El mundo mismo pareció ondularse, pétalos azules flotando de manera antinatural por el aire.
—Sobrenatural —murmuró Luke, entrecerrando los ojos.
Nate asintió sombríamente.
Habían encontrado a Rose.
Justo cuando se preparaban para moverse, otra poderosa presencia descendió.
El Anciano del Monte Hua aterrizó con gracia, sus túnicas apenas perturbadas por el viento.
Los tres hombres —caballero, mago y anciano— compartieron una mirada.
Luego, sin dudarlo, se atacaron mutuamente.
El aire se dividió cuando sus armas chocaron.
La pura fuerza de sus golpes agrietó la tierra, enviando arcos de maná a través del campo de flores azules.
Cada golpe era cuidadoso, controlado.
Ninguno de ellos quería ser el responsable de una destrucción real.
Esto era una competencia de superioridad, no una batalla real.
O al menos, lo era.
Hasta que alguien se interpuso entre ellos.
Los ojos de Nate se ensancharon cuando su espada descendió.
Un destello de movimiento, sin esfuerzo, preciso.
Parado.
El golpe que debería haber aterrizado fue desviado con una facilidad casi insultante.
A su otro lado, el bastón de Luke fue desviado de su curso, forzado hacia atrás antes de que el hechizo pudiera formarse completamente.
¿Y el Anciano del Monte Hua?
Había dejado de moverse por completo, su mirada fija en quien los había interrumpido.
Arthur.
Arthur, de pie tranquilamente en medio de tres Clasificados Ascendentes, luciendo vagamente molesto.

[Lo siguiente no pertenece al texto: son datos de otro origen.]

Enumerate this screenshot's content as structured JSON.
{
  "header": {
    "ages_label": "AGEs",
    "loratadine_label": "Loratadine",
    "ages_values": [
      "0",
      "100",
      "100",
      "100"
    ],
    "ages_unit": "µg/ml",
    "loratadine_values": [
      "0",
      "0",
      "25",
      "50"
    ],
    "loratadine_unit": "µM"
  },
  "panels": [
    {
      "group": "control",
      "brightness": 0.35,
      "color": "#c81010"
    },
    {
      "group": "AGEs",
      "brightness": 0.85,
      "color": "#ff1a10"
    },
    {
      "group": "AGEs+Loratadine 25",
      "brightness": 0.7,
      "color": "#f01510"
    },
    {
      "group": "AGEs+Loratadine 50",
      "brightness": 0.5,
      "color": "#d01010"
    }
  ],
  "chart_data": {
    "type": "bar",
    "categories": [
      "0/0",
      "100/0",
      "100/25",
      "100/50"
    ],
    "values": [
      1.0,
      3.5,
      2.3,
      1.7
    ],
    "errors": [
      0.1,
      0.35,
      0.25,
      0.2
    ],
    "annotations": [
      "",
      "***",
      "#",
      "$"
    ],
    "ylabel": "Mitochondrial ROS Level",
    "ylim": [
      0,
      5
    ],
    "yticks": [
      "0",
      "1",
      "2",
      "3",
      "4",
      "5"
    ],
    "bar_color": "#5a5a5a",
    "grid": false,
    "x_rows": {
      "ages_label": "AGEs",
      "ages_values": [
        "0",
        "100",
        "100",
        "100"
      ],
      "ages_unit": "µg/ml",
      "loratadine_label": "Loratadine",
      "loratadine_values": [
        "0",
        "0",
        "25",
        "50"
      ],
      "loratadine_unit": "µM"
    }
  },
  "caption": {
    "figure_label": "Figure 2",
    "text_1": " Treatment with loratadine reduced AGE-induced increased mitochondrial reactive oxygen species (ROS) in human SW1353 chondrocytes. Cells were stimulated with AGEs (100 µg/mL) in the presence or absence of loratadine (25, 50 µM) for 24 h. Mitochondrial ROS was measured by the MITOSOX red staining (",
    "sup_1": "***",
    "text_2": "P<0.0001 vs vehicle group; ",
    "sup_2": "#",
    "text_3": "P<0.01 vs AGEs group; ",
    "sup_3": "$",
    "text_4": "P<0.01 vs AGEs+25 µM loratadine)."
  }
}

Por una fracción de segundo, ninguno de ellos se movió.
Luego, la realidad cayó sobre todos ellos a la vez.
Luke sintió el peso de una presencia detrás de él —Erebus, el Liche, parado ominosamente a espaldas de Arthur.
Un destello de maná, una promesa silenciosa de represalias.
Nate apretó los dientes, ajustando su postura.
Podría salir de esto, fácilmente.
Cualquiera de ellos podría.
Pero no lo harían.
No porque Arthur los hubiera dominado.
Sino por el simple e innegable hecho de que lastimarlo —al chico que de alguna manera había hechizado no a una, no a dos, sino a tres princesas— equivalía a firmar sus propias órdenes de ejecución.
Sus vidas ya eran lo suficientemente difíciles.
No había necesidad de añadir ejecución-por-la-realeza a la lista.